Meet the Marleys

Wednesday 15th April 2009, 4:00PM BST.

Amelia Laura Rowland (nee Marley) and her husband Richard Samuel West Rowland, the Bailiff’s grandfather and grandmother.

Amelia Laura Rowland (nee Marley) and her husband Richard Samuel West Rowland, the Bailiff’s grandfather and grandmother.

THE Marley family roots can also be traced back to the Westcountry – in this case to the hamlet of Bampton, near Tiverton in north Devon. John Marley was born there in 1748 and on 20 July 1783 married Sarah Brewer, also from Bampton.

Their son James Brewer Marley was born there in 1792 and he was to become a tailor and move to Guernsey. He was married more than once.

He and Charlotte Marley (nee Head) were to have many children including Edward, born in 1850, who was Geoffrey’s paternal great-grandfather.

In a census of 1851 he is described as being seven months old. No place or date of birth has been tracked down but in those days there was no legal compulsion in Guernsey to record a birth at the Greffe.

Throughout his life he was formally known as Edward and occasionally, in the family, as Nappy.

In his 1930s death certificate, he was recorded as Napolean George Edward Brewer Marley.

The Bailiff said that the family had always been amused and did not know if he was named after Bonaparte the French emperor, and if so why, but apparently in France it was a common Christian name.

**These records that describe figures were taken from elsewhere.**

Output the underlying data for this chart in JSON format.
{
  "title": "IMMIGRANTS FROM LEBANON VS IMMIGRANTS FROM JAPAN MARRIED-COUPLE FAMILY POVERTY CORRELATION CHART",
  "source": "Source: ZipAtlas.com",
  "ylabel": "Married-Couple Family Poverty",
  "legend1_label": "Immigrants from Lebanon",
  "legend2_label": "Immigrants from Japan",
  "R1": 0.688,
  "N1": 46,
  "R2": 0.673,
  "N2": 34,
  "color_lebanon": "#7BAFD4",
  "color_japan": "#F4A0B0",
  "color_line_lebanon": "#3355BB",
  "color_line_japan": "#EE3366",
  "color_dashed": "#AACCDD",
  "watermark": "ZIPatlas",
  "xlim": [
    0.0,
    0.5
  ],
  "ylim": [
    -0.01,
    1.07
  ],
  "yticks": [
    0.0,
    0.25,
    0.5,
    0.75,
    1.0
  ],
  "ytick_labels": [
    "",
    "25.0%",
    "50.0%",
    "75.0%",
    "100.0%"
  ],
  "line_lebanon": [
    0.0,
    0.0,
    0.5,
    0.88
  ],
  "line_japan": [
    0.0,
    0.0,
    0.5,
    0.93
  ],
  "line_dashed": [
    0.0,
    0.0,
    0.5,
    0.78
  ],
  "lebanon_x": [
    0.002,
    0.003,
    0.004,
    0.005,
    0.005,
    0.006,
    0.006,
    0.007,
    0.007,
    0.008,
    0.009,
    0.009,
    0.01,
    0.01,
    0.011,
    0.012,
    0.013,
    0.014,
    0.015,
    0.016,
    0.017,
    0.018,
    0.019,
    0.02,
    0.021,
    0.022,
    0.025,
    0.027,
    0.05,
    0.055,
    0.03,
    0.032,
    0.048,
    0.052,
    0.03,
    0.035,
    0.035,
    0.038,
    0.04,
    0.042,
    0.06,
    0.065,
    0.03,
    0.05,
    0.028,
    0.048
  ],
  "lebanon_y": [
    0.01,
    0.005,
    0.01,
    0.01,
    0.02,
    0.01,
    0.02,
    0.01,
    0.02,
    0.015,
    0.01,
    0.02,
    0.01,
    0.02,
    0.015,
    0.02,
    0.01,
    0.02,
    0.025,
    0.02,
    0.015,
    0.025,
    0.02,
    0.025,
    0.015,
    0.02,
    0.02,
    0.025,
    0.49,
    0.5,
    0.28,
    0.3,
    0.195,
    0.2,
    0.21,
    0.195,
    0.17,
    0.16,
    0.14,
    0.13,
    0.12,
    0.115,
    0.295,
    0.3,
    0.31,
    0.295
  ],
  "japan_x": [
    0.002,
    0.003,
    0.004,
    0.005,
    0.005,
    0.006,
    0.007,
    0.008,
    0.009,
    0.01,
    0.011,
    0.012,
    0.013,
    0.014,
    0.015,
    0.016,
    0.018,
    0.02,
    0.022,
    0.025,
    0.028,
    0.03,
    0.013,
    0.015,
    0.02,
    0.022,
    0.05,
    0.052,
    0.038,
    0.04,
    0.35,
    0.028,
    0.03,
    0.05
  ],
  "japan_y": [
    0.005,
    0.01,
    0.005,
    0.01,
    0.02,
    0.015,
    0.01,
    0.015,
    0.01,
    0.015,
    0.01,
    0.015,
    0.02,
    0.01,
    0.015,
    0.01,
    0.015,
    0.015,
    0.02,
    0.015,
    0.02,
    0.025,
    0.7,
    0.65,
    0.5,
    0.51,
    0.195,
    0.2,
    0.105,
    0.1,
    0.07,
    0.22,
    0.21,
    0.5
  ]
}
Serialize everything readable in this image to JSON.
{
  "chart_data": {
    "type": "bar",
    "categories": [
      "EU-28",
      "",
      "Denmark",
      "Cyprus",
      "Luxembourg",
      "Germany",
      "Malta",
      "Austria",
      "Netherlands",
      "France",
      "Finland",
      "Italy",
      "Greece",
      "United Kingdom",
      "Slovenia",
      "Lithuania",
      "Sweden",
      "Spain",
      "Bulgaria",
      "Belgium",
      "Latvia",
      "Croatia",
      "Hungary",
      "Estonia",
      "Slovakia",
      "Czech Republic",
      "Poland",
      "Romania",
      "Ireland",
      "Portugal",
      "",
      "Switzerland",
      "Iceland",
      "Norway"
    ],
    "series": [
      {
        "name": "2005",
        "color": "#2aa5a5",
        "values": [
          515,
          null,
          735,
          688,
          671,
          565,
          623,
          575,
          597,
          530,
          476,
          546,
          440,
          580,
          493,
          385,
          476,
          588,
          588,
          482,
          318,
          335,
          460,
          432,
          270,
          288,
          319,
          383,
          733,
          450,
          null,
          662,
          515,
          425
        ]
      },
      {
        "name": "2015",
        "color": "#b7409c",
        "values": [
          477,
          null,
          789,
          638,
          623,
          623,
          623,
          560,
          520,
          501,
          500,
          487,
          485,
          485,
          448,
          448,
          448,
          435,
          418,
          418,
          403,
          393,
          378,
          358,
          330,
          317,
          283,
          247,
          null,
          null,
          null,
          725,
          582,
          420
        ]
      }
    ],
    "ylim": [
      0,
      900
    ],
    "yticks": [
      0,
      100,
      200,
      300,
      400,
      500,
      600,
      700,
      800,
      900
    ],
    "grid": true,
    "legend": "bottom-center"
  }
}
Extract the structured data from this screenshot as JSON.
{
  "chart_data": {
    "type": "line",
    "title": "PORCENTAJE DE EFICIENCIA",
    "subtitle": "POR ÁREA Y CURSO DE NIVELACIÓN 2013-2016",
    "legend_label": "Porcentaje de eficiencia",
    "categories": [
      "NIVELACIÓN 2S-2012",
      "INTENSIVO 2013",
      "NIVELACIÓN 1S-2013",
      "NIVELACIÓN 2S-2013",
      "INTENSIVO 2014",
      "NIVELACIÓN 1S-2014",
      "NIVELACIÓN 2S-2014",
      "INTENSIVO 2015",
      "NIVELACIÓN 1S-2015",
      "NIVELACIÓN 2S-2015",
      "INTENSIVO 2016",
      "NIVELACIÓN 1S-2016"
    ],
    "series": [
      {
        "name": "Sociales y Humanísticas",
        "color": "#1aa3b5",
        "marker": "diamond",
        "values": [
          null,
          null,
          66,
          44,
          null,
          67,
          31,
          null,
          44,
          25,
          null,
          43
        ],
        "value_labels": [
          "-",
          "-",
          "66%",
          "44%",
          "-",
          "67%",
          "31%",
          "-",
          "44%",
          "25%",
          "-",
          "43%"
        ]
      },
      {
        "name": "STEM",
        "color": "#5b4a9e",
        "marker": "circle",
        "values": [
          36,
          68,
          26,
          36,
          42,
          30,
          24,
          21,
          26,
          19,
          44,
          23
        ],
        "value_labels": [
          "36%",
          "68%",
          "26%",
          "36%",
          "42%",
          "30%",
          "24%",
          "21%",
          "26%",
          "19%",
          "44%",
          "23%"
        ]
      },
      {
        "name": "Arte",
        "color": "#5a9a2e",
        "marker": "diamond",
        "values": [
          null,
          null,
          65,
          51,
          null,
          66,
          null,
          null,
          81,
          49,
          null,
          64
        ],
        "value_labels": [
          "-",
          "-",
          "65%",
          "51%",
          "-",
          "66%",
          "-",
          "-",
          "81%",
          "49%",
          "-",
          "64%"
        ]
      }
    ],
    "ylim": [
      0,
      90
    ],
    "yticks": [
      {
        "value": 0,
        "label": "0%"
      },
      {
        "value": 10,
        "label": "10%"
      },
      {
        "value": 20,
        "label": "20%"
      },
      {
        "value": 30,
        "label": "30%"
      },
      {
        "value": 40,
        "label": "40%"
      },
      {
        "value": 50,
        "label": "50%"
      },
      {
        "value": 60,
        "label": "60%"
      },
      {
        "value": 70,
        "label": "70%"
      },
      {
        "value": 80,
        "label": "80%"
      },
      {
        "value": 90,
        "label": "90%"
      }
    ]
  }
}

Edward was the father of Amelia Marley, the Bailiff’s grandmother.

Edward married Elizabeth Solway in 1873. She was the daughter of Henry Solway, son of John and of Mary Broome, who was the daughter of George.

Geoffrey’s grandmother Lil Marley was born in Guernsey in December 1879.

The family lived at La Saline and subsequently Les Sauvagees.

After being widowed in 1929, Lil never remarried and died aged 92.

She remained in the same house in Les Amballes, where she had made her home with her husband, except for five years of the German Occupation when, as a single person occupying a house with several bedrooms, the occupying forces required her to leave and took over her home.

Distressed, she was allocated alternative accommodation in a flat in a larger house not far from her home and with a distant view of her own back garden.

‘Until her death she never forgave the German forces for the enforced move, nor for chopping up cherished pieces of furniture which she and husband Sam had acquired during their marriage,’ said her grandson. ‘It was used by German officers as firewood.’

She also never forgave them for denying her the opportunity to be present at her son Percy’s wedding in Stockport.

Advance notice of the wedding was conveyed by Muriel and Percy by Red Cross message, delivery time being about three months, as islanders well recall.

‘Living nearby, I often visited her after school and used to ask her to tell me stories about life during the Occupation years.

‘When I was seven or eight I can remember her in tears recounting the awful treatment of slave labourers whom she saw being escorted to work, ill-clad and with ragged shoes, under guard through the streets.

‘I do not know how she would have felt about the efforts that I have readily supported to reconcile the people of Guernsey with the people of Biberach, where so many Guernsey residents, in breach of international law, had been deported and interned.’

While he vigorously supports reconciliation, he often speculates about what his grandmother would have thought.

‘Had she been alive today, I hope she would have mellowed in her forthright attitude, but I’m uncertain whether that would indeed have been the case and would fully respect her right to dissent from my enthusiasm, as a post-war baby, for reconciliation.

Lil was one of 10 children. Brothers Thomas and Edgar, had emigrated to Vancouver, British Columbia, but most brothers and sisters remained in Guernsey.

A host of Marleys descended from James Brewer Marley are now spread over many parishes across the island.

Sadly Elsie, Lil’s niece, died in the Cloud of Iona air tragedy off the south coast of Jersey in July 1936.

Many Marleys have excelled in sport over the years. Harry, one of Lil’s nephews, was a scratch golfer. After the Liberation, he left for the United States and lived in Roanoke, Virginia, the hometown of his wife, Martha.

Over the years, Percy and Geoffrey kept in close contact with Harry. Geoffrey was delighted when he returned to the island, aged 96, to be present at his installation as Bailiff in 2005. It proved to be his last visit as he died some months later.

Efforts have been made by one member of the Marley family to trace the family’s origin.

William de Merle was a Norman baron living in the north of England in 1201.

Hugh de Merlay, the King’s Chaplain, in the 1200s, owned property in Falaise, Normandy.

Some Marleys in England trace their ancestry back to William de Merle and Hugh de Merlay and it is known that Marleys were living in the 1500s in County Durham. Much work remains to be done if a link to the Guernsey Marleys is to be established.